The site already had semantic embeddings for every post stored in Supabase, generated by the generate-embeddings.ts script from the vector search build. Those embeddings use the MiniLM-L6-v2 model — each post is represented as a 384-dimensional vector based on its title, description, and TL;DR summary.

I built scripts/generate-related.ts to query all post embeddings from Supabase, compute cosine similarity between every pair, and pick the top 2 most similar posts for each. The results are written to app/lib/related.json — same static JSON pattern as everything else.

The similarity scores make intuitive sense. The cron ops post is most related to the server alerts post (0.600). The market daily briefing maps to the Garmin recaps (0.532) — both are automated email pipelines on the Alienware. The Gemini Grades post maps to the original site build post (0.675) — they’re literally about the same project.

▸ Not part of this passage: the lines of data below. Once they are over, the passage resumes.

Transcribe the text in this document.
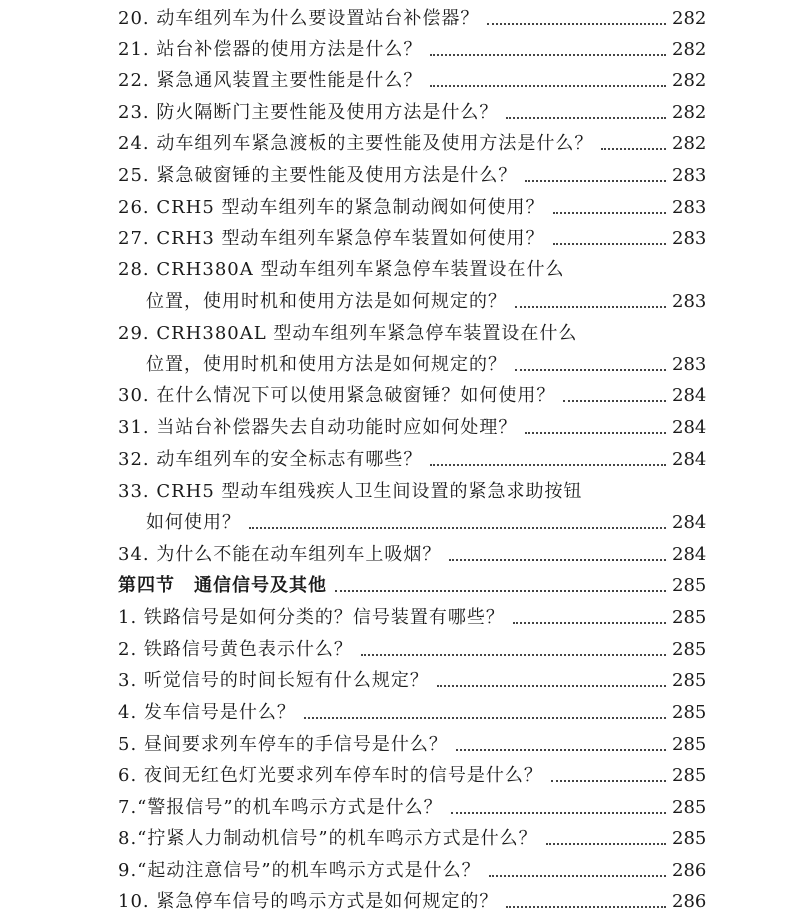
20. 动车组列车为什么要设置站台补偿器？	282
21. 站台补偿器的使用方法是什么？	282
22. 紧急通风装置主要性能是什么？	282
23. 防火隔断门主要性能及使用方法是什么？	282
24. 动车组列车紧急渡板的主要性能及使用方法是什么？	282
25. 紧急破窗锤的主要性能及使用方法是什么？	283
26. CRH5 型动车组列车的紧急制动阀如何使用？	283
27. CRH3 型动车组列车紧急停车装置如何使用？	283
28. CRH380A 型动车组列车紧急停车装置设在什么
位置，使用时机和使用方法是如何规定的？	283
29. CRH380AL 型动车组列车紧急停车装置设在什么
位置，使用时机和使用方法是如何规定的？	283
30. 在什么情况下可以使用紧急破窗锤？如何使用？	284
31. 当站台补偿器失去自动功能时应如何处理？	284
32. 动车组列车的安全标志有哪些？	284
33. CRH5 型动车组残疾人卫生间设置的紧急求助按钮
如何使用？	284
34. 为什么不能在动车组列车上吸烟？	284
第四节　通信信号及其他	285
1. 铁路信号是如何分类的？信号装置有哪些？	285
2. 铁路信号黄色表示什么？	285
3. 听觉信号的时间长短有什么规定？	285
4. 发车信号是什么？	285
5. 昼间要求列车停车的手信号是什么？	285
6. 夜间无红色灯光要求列车停车时的信号是什么？	285
7.“警报信号”的机车鸣示方式是什么？	285
8.“拧紧人力制动机信号”的机车鸣示方式是什么？	285
9.“起动注意信号”的机车鸣示方式是什么？	286
10. 紧急停车信号的鸣示方式是如何规定的？	286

🔧 Developer section: related posts

Part 3: The UI Components

Two new components, both following the TLDRBadge pattern: client components that read from static JSON, no API calls, no loading states.

PostTags renders tag pills below the post meta (date and read time). Each pill is a small rounded badge in the site’s forest-green-on-pale-green color scheme. The tags come directly from the post metadata in posts.ts.

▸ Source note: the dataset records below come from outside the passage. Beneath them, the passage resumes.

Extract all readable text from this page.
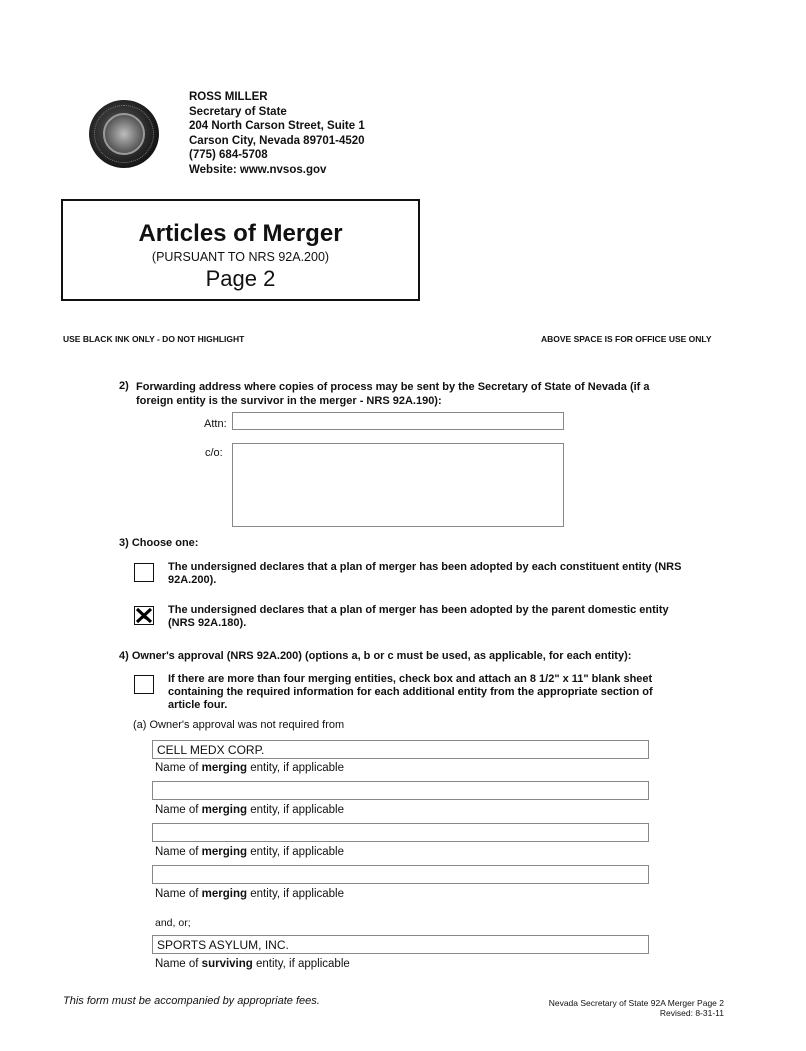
ROSS MILLER
Secretary of State
204 North Carson Street, Suite 1
Carson City, Nevada 89701-4520
(775) 684-5708
Website: www.nvsos.gov
Articles of Merger
(PURSUANT TO NRS 92A.200)
Page 2
USE BLACK INK ONLY - DO NOT HIGHLIGHT	ABOVE SPACE IS FOR OFFICE USE ONLY
2) Forwarding address where copies of process may be sent by the Secretary of State of Nevada (if a foreign entity is the survivor in the merger - NRS 92A.190):
Attn:
c/o:
3) Choose one:
The undersigned declares that a plan of merger has been adopted by each constituent entity (NRS 92A.200).
The undersigned declares that a plan of merger has been adopted by the parent domestic entity (NRS 92A.180).
4) Owner's approval (NRS 92A.200) (options a, b or c must be used, as applicable, for each entity):
If there are more than four merging entities, check box and attach an 8 1/2" x 11" blank sheet containing the required information for each additional entity from the appropriate section of article four.
(a) Owner's approval was not required from
CELL MEDX CORP.
Name of merging entity, if applicable
Name of merging entity, if applicable
Name of merging entity, if applicable
Name of merging entity, if applicable
and, or;
SPORTS ASYLUM, INC.
Name of surviving entity, if applicable
This form must be accompanied by appropriate fees.	Nevada Secretary of State 92A Merger Page 2
Revised: 8-31-11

RelatedPosts appears at the bottom of each post, above the back navigation. Two cards with the related post’s title and reading time, styled as bordered links that highlight on hover. It reads from related.json and cross-references posts.ts for the reading time.

The Writing index page also got an upgrade: the tag filter pills are now derived dynamically from the posts array instead of being hardcoded. Adding a new tag to any post automatically adds it to the filter bar — no manual list to maintain.

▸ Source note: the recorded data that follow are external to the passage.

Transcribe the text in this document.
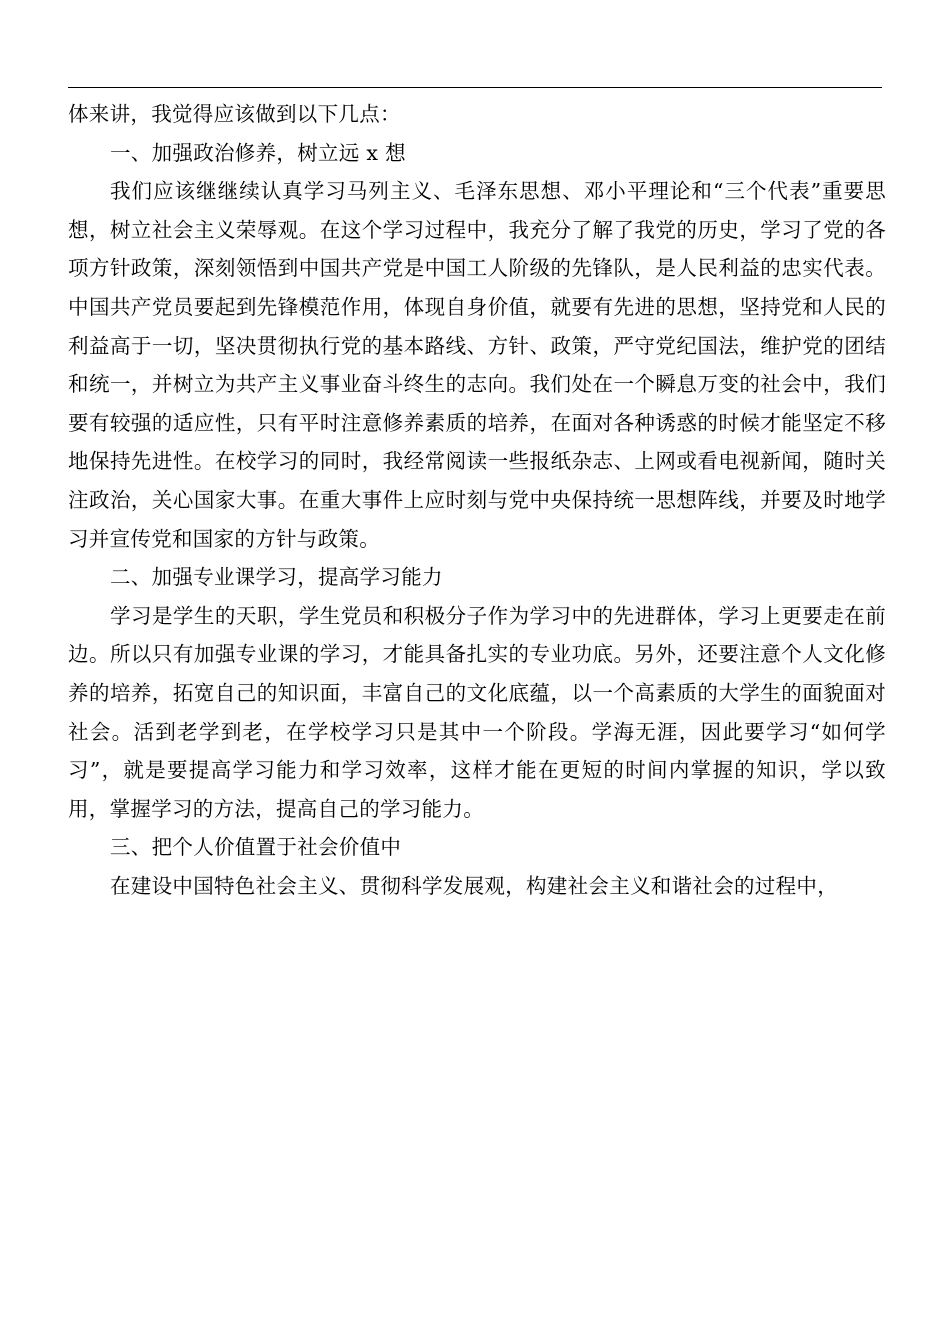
体来讲，我觉得应该做到以下几点：

一、加强政治修养，树立远 x 想

我们应该继继续认真学习马列主义、毛泽东思想、邓小平理论和“三个代表”重要思想，树立社会主义荣辱观。在这个学习过程中，我充分了解了我党的历史，学习了党的各项方针政策，深刻领悟到中国共产党是中国工人阶级的先锋队，是人民利益的忠实代表。中国共产党员要起到先锋模范作用，体现自身价值，就要有先进的思想，坚持党和人民的利益高于一切，坚决贯彻执行党的基本路线、方针、政策，严守党纪国法，维护党的团结和统一，并树立为共产主义事业奋斗终生的志向。我们处在一个瞬息万变的社会中，我们要有较强的适应性，只有平时注意修养素质的培养，在面对各种诱惑的时候才能坚定不移地保持先进性。在校学习的同时，我经常阅读一些报纸杂志、上网或看电视新闻，随时关注政治，关心国家大事。在重大事件上应时刻与党中央保持统一思想阵线，并要及时地学习并宣传党和国家的方针与政策。

二、加强专业课学习，提高学习能力

学习是学生的天职，学生党员和积极分子作为学习中的先进群体，学习上更要走在前边。所以只有加强专业课的学习，才能具备扎实的专业功底。另外，还要注意个人文化修养的培养，拓宽自己的知识面，丰富自己的文化底蕴，以一个高素质的大学生的面貌面对社会。活到老学到老，在学校学习只是其中一个阶段。学海无涯，因此要学习“如何学习”，就是要提高学习能力和学习效率，这样才能在更短的时间内掌握的知识，学以致用，掌握学习的方法，提高自己的学习能力。

三、把个人价值置于社会价值中

在建设中国特色社会主义、贯彻科学发展观，构建社会主义和谐社会的过程中，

🔧 Developer section: components

The Full Pipeline

Here’s what the content pipeline looks like now, from writing a post to deploying it:

  1. Write the post as a TSX file in app/writing/[slug]/page.tsx
  2. Add metadata to app/lib/posts.ts
  3. Run npx tsx scripts/generate-tldr.ts [slug] — AI summary
  4. Run npx tsx scripts/generate-tags.ts [slug] — AI topic tags + reading time
  5. Run npx tsx scripts/generate-embeddings.ts — vector embeddings
  6. Run npx tsx scripts/generate-related.ts — related post suggestions
  7. Deploy with vercel --prod

Steps 3–6 are all build-time, all idempotent, all writing to static JSON or Supabase. The live site never touches an API at read time. Every piece of AI-generated content is baked into the build.

What This Unlocks

The Writing section went from a flat blog to a connected content product. Readers can filter by 11 topic tags, see related posts at the bottom of every article, and get accurate reading times. Every post is now enriched with AI-generated metadata that would have taken hours to create manually.

More importantly: all of this data — the TL;DR summaries, the topic tags, the vector embeddings, the related post graph — feeds directly into Ask Goose, the conversational AI assistant coming to the site. When Ask Goose answers a question about what I’ve built, it won’t be searching raw text. It’ll be retrieving semantically similar content from a curated, tagged, summarized knowledge base.

The content pipeline isn’t just a feature. It’s the retrieval layer for everything that comes next.